Mumbai: SBI Funds Management has doubled exit fees on fixed maturity plans to up to 4%, joining firms such as ICICI Prudential, who have increased fees to stave off the largescale redemptions seen in the last two months.
Nearly Rs800 billion flowed out of income funds, mainly from close-end fixed maturity plans (FMP), in September-October, as investors pulled out to meet their liquidity needs, in turn creating a credit crunch for the industry.
“As of now there is no such risk in the market. Going forward there could be such risk. We have been cautious about it,” said Chief Marketing Officer R.S. Srinivas Jain.
FMPs invest in debt instruments and hold them till maturity.
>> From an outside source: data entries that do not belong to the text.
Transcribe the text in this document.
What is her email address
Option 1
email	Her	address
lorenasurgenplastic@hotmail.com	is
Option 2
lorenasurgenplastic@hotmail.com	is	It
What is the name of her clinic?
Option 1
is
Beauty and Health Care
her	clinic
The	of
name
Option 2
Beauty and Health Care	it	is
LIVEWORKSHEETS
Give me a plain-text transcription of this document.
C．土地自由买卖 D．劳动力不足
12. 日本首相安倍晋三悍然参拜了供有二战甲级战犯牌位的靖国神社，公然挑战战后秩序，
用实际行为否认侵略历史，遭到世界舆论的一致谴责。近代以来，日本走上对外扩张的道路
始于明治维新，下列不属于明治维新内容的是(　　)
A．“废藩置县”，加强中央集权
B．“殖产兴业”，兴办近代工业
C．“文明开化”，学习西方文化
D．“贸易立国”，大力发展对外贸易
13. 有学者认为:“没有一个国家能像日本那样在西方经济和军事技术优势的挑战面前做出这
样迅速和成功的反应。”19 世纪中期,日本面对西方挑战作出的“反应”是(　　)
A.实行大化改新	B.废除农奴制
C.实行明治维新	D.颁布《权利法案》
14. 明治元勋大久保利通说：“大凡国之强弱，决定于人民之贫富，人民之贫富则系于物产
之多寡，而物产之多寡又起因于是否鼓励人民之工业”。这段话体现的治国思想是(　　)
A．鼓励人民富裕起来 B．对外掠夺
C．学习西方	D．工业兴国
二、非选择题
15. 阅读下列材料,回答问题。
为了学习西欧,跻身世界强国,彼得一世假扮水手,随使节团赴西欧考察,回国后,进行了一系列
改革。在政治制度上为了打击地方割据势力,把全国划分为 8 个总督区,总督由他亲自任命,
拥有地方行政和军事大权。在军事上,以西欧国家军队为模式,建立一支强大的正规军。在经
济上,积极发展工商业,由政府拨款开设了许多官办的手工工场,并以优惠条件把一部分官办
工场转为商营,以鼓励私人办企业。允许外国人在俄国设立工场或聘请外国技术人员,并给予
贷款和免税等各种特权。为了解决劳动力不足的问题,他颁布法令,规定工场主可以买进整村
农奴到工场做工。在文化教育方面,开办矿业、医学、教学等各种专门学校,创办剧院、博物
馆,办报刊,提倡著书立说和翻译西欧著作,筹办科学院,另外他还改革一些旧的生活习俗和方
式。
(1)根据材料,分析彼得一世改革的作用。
If they sell the securities ahead of maturity under pressure from redemptions, they might suffer losses and affect returns for investors who chose to stay put in the fund.
“We are doing it to ensure that under extreme stress and volatility, the fund is in a position to take care of its existing investors,” Jain said.
He added that redemption pressure for the industry had eased and said his fund house collected about Rs8 billion from nearly 4,000 investors in a FMP last week.
The fund house will charge 0.5% to 4% exit fees on SBI debt fund series schemes with maturities ranging from 30 days to 18 months, launched on or after 19 November, it said in a notice.